タイガー・ウッズとインタビューに答えるバッバ・ワトソン
だが、2014年大会は暖冬のせいで花の開花が1か月も早まったため、マスターズウィークには花々が萎んでしまい、緑の芝と白い砂ばかりがやけに目立った。そこに花を添えたのがバッバ・ワトソンの優勝だった。屈指のロングヒッター、ワトソンが豪快に振ったピンク色のドライバーは、色彩が乏しかったオーガスタを彩る大輪の花となり、彼が流した大粒のうれし涙は大きな大きな実になった。
ワトソンのキャラクター、彼のダイナミックなゴルフ自体が、そんなふうに彩になることは間違いないのだが、そこにさらなる色合いが加わるらしい。もしも来年、オーガスタが異常気象に見舞われ、マスターズウィークに花々が乏しくなったとしても、ワトソンにコレがあれば大丈夫!?そんな噂を耳にした。「噂」と言っても、すでに韓国では報じられた話。それを受けて米メディアも「ワトソンのエージェントは“噂にすぎない”と言ってはいるが、、、、」と断り書きをした上で報じた話。

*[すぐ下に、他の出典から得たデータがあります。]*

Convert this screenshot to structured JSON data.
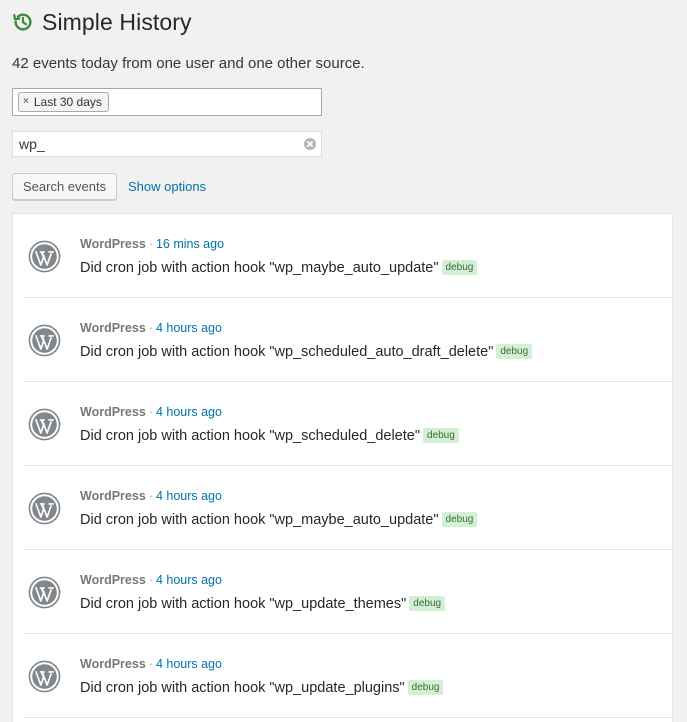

ワトソンがあのボルビック社とボール契約を結ぶと言われている。おそらく5年契約で契約金は120万ドル前後。プラス、いくつかのボーナス条項も織り込まれている模様だ。
現在、彼がタイトリストと結んでいるボール契約は今年いっぱいで満了となることもあり、だからこそ、この新契約は、まことしやかに噂されているというわけだ。とはいえ、ボールの新契約とオーガスタの色彩、何の関連があるのか?それでは簡単に説明をさせていただこう。

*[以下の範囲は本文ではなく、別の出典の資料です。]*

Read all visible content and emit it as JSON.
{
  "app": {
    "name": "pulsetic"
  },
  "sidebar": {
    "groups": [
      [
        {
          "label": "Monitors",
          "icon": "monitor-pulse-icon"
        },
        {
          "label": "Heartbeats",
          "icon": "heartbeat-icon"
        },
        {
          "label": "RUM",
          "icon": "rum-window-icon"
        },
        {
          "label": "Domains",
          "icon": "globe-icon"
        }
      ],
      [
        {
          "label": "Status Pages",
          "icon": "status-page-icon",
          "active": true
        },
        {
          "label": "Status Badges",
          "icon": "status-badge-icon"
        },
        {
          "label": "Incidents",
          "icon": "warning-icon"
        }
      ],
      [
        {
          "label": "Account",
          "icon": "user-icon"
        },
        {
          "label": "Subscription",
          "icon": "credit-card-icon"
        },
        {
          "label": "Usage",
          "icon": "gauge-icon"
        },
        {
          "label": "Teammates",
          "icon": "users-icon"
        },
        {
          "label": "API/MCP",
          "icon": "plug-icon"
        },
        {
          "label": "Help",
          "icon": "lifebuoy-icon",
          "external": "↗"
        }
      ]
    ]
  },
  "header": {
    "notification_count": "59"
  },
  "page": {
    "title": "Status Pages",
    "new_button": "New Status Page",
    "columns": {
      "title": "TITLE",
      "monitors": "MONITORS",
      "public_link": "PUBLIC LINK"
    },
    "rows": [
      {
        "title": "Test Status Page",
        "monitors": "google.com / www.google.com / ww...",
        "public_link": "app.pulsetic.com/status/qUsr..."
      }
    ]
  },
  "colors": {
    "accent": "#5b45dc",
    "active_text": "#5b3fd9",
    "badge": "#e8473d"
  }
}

ボルビック社は韓国系のボールメーカー。カラーボールに定評があるが、プロゴルフ界への進出が始まったのは、ここ5年ほどと新しく、ボルビックUSA、ボルビック・ジャパンもすでに設立されている。米LPGAや米シニア、米下部ツアーなどでプレーしている70名前後のプロがボルビックのカラーボールを使用しているが、米男子ツアーのトッププロであるワトソンが同社と契約を結んだら、これはかなりセンセーショナルな一例となる。
パワーヒッターのワトソンがピンク色のドライバーを振り、打ち出されるボールもピンク色だったら、その様子を見るだけでも楽しくなる。「噂」によれば、「ワトソンはレギュラー大会では最終日のみピンクのボールを使用し、マスターズではグリーンのボールを使用するつもりだ」等々、噂のわりにはかなり詳細な予定まで示されている。
2年前のマスターズでは、シャフトとヘッドがピンク色のドライバーを振るだけでオーガスタの花になった。来年から、ピンクのボールや緑のボール、色とりどりのボールが状況に合わせて登場し、それで好成績を上げ、勝利も収めたら、今後はカラーボールで色分けしながら戦うスタイルが米ツアーや世界のゴルフ界の新たなトレンドになる…かもしれない。
正式発表は、おそらく今週という「噂」。いろんな意味で、なかなか興味深い。